Alberta expects to have booked a budget surplus of about US$4.2 billion (C$5.8 billion) for the fiscal year 2024-2025 that ended in March, as Nate Horner, the finance minister of Canada’s oil-producing province, prepares to deliver the year-end fiscal update later on Friday.
The unexpectedly large surplus for 2024-2025 was due to higher resource royalties, RBC said earlier this year.
However, Alberta expects a large deficit of about US$3.8 billion (C$5.2 billion) for the current fiscal year 2025-2026 which began in April.
The expected deficit, which would be the first after four consecutive years of surpluses, is attributed to the U.S. trade risks and weaker oil and gas revenues.
Alberta is actively working to boost oil production and export outlets, to diversify its oil exports from the United States.
Alberta could receive within weeks a proposal from a private company for a new pipeline from the oil-rich province to British Columbia’s northwest coast, Alberta Premier Danielle Smith told Bloomberg News in an interview earlier this week.

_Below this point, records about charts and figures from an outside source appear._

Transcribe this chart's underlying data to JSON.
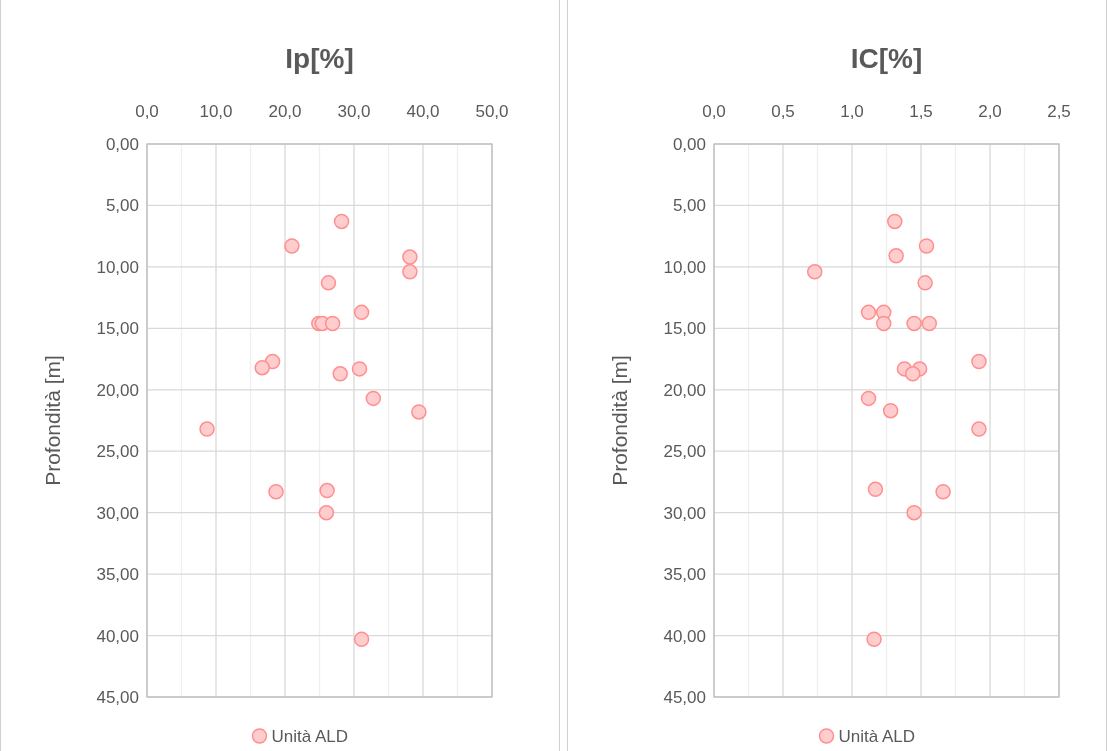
{
  "chart_data": [
    {
      "type": "scatter",
      "title": "Ip[%]",
      "ylabel": "Profondità [m]",
      "xlim": [
        0,
        50
      ],
      "xticks": [
        {
          "value": 0,
          "label": "0,0"
        },
        {
          "value": 5,
          "label": null
        },
        {
          "value": 10,
          "label": "10,0"
        },
        {
          "value": 15,
          "label": null
        },
        {
          "value": 20,
          "label": "20,0"
        },
        {
          "value": 25,
          "label": null
        },
        {
          "value": 30,
          "label": "30,0"
        },
        {
          "value": 35,
          "label": null
        },
        {
          "value": 40,
          "label": "40,0"
        },
        {
          "value": 45,
          "label": null
        },
        {
          "value": 50,
          "label": "50,0"
        }
      ],
      "ylim": [
        45,
        0
      ],
      "yticks": [
        {
          "value": 0,
          "label": "0,00"
        },
        {
          "value": 5,
          "label": "5,00"
        },
        {
          "value": 10,
          "label": "10,00"
        },
        {
          "value": 15,
          "label": "15,00"
        },
        {
          "value": 20,
          "label": "20,00"
        },
        {
          "value": 25,
          "label": "25,00"
        },
        {
          "value": 30,
          "label": "30,00"
        },
        {
          "value": 35,
          "label": "35,00"
        },
        {
          "value": 40,
          "label": "40,00"
        },
        {
          "value": 45,
          "label": "45,00"
        }
      ],
      "grid": true,
      "legend": "bottom",
      "marker": "circle",
      "series": [
        {
          "name": "Unità ALD",
          "color": "#ff8f8f",
          "x": [
            28.2,
            21.0,
            38.1,
            38.1,
            26.3,
            31.1,
            24.9,
            25.4,
            26.9,
            18.2,
            16.7,
            30.8,
            28.0,
            32.8,
            39.4,
            8.7,
            18.7,
            26.1,
            26.0,
            31.1
          ],
          "values": [
            6.3,
            8.3,
            9.2,
            10.4,
            11.3,
            13.7,
            14.6,
            14.6,
            14.6,
            17.7,
            18.2,
            18.3,
            18.7,
            20.7,
            21.8,
            23.2,
            28.3,
            28.2,
            30.0,
            40.3
          ]
        }
      ]
    },
    {
      "type": "scatter",
      "title": "IC[%]",
      "ylabel": "Profondità [m]",
      "xlim": [
        0,
        2.5
      ],
      "xticks": [
        {
          "value": 0,
          "label": "0,0"
        },
        {
          "value": 0.25,
          "label": null
        },
        {
          "value": 0.5,
          "label": "0,5"
        },
        {
          "value": 0.75,
          "label": null
        },
        {
          "value": 1,
          "label": "1,0"
        },
        {
          "value": 1.25,
          "label": null
        },
        {
          "value": 1.5,
          "label": "1,5"
        },
        {
          "value": 1.75,
          "label": null
        },
        {
          "value": 2,
          "label": "2,0"
        },
        {
          "value": 2.25,
          "label": null
        },
        {
          "value": 2.5,
          "label": "2,5"
        }
      ],
      "ylim": [
        45,
        0
      ],
      "yticks": [
        {
          "value": 0,
          "label": "0,00"
        },
        {
          "value": 5,
          "label": "5,00"
        },
        {
          "value": 10,
          "label": "10,00"
        },
        {
          "value": 15,
          "label": "15,00"
        },
        {
          "value": 20,
          "label": "20,00"
        },
        {
          "value": 25,
          "label": "25,00"
        },
        {
          "value": 30,
          "label": "30,00"
        },
        {
          "value": 35,
          "label": "35,00"
        },
        {
          "value": 40,
          "label": "40,00"
        },
        {
          "value": 45,
          "label": "45,00"
        }
      ],
      "grid": true,
      "legend": "bottom",
      "marker": "circle",
      "series": [
        {
          "name": "Unità ALD",
          "color": "#ff8f8f",
          "x": [
            1.31,
            1.54,
            1.32,
            0.73,
            1.53,
            1.12,
            1.23,
            1.23,
            1.45,
            1.56,
            1.92,
            1.38,
            1.49,
            1.44,
            1.12,
            1.28,
            1.92,
            1.17,
            1.66,
            1.45,
            1.16
          ],
          "values": [
            6.3,
            8.3,
            9.1,
            10.4,
            11.3,
            13.7,
            13.7,
            14.6,
            14.6,
            14.6,
            17.7,
            18.3,
            18.3,
            18.7,
            20.7,
            21.7,
            23.2,
            28.1,
            28.3,
            30.0,
            40.3
          ]
        }
      ]
    }
  ]
}
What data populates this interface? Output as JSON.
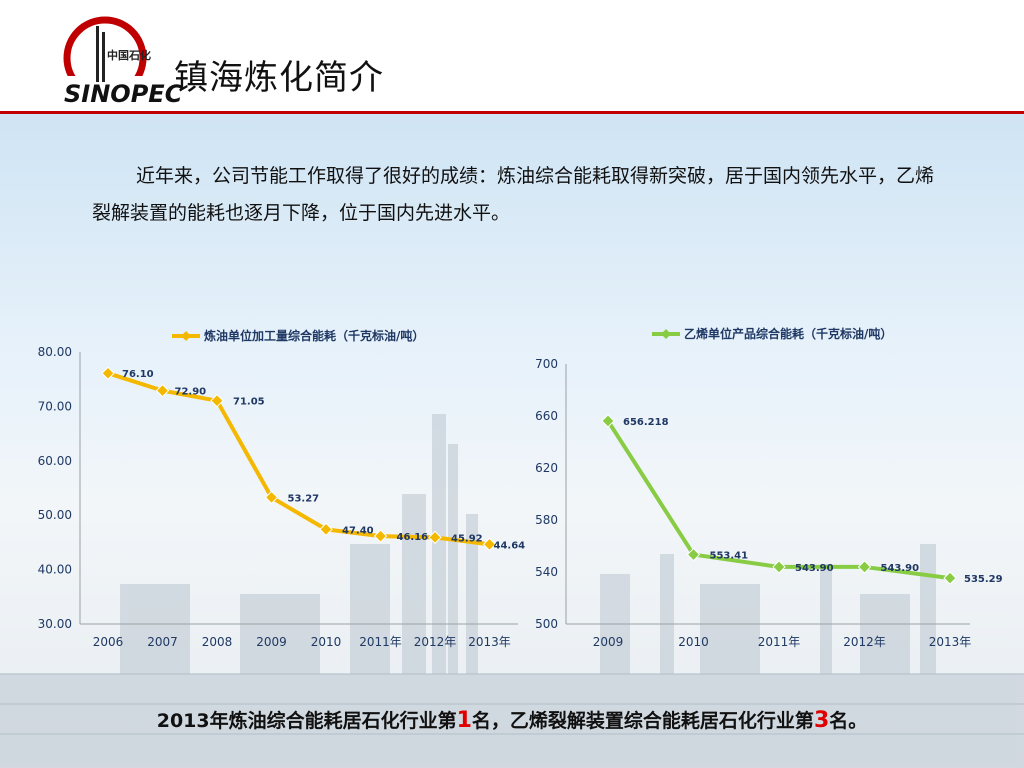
{
  "header": {
    "title": "镇海炼化简介",
    "logo_text": "中国石化",
    "logo_brand": "SINOPEC"
  },
  "intro": "近年来，公司节能工作取得了很好的成绩：炼油综合能耗取得新突破，居于国内领先水平，乙烯裂解装置的能耗也逐月下降，位于国内先进水平。",
  "footer": {
    "part1": "2013年炼油综合能耗居石化行业第",
    "rank1": "1",
    "part2": "名，乙烯裂解装置综合能耗居石化行业第",
    "rank2": "3",
    "part3": "名。"
  },
  "colors": {
    "accent_red": "#c00000",
    "series_orange": "#f5b800",
    "series_green": "#88cc44",
    "label_blue": "#1f3864"
  },
  "chart_data": [
    {
      "type": "line",
      "title": "",
      "series": [
        {
          "name": "炼油单位加工量综合能耗（千克标油/吨）",
          "values": [
            76.1,
            72.9,
            71.05,
            53.27,
            47.4,
            46.16,
            45.92,
            44.64
          ]
        }
      ],
      "categories": [
        "2006",
        "2007",
        "2008",
        "2009",
        "2010",
        "2011年",
        "2012年",
        "2013年"
      ],
      "data_labels": [
        "76.10",
        "72.90",
        "71.05",
        "53.27",
        "47.40",
        "46.16",
        "45.92",
        "44.64"
      ],
      "yticks": [
        "30.00",
        "40.00",
        "50.00",
        "60.00",
        "70.00",
        "80.00"
      ],
      "ylim": [
        30,
        80
      ],
      "legend": "top",
      "grid": false
    },
    {
      "type": "line",
      "title": "",
      "series": [
        {
          "name": "乙烯单位产品综合能耗（千克标油/吨）",
          "values": [
            656.218,
            553.41,
            543.9,
            543.9,
            535.29
          ]
        }
      ],
      "categories": [
        "2009",
        "2010",
        "2011年",
        "2012年",
        "2013年"
      ],
      "data_labels": [
        "656.218",
        "553.41",
        "543.90",
        "543.90",
        "535.29"
      ],
      "yticks": [
        "500",
        "540",
        "580",
        "620",
        "660",
        "700"
      ],
      "ylim": [
        500,
        700
      ],
      "legend": "top",
      "grid": false
    }
  ]
}
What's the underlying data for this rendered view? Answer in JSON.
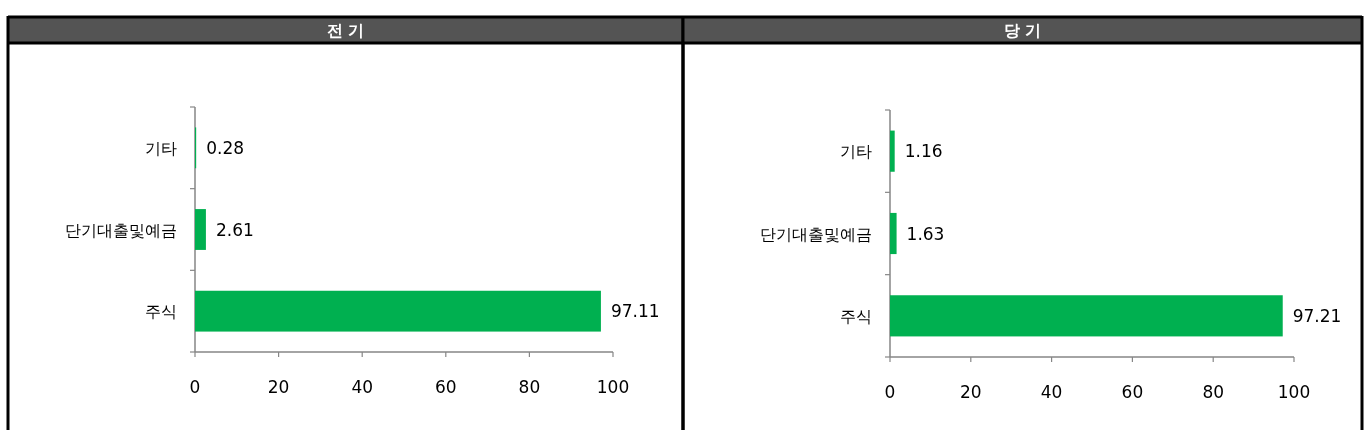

A new pipeline to Canada’s northwest Pacific coast “is the most credible and the most economic of all of the pipeline proposals the private sector would consider,” Smith told Bloomberg, declining to name any companies potentially involved in the project.
Earlier this month, Smith said that Alberta is working to engage private backers for a new pipeline to ship about 1 million barrels per day (bpd) of crude from Canada’s oil-producing province to British Columbia.
The expanded Trans Mountain route is currently the only pipeline shipping Alberta’s landlocked crude for exports on tankers from the West Coast.
Alberta has been a vocal supporter of increased pipeline takeaway capacity from the province and now looks to have more options to sell crude to non-U.S. customers.
Earlier this month, Canadian Prime Minister Mark Carney pledged that the federal government would work to fast-track major projects to make Canada an energy superpower.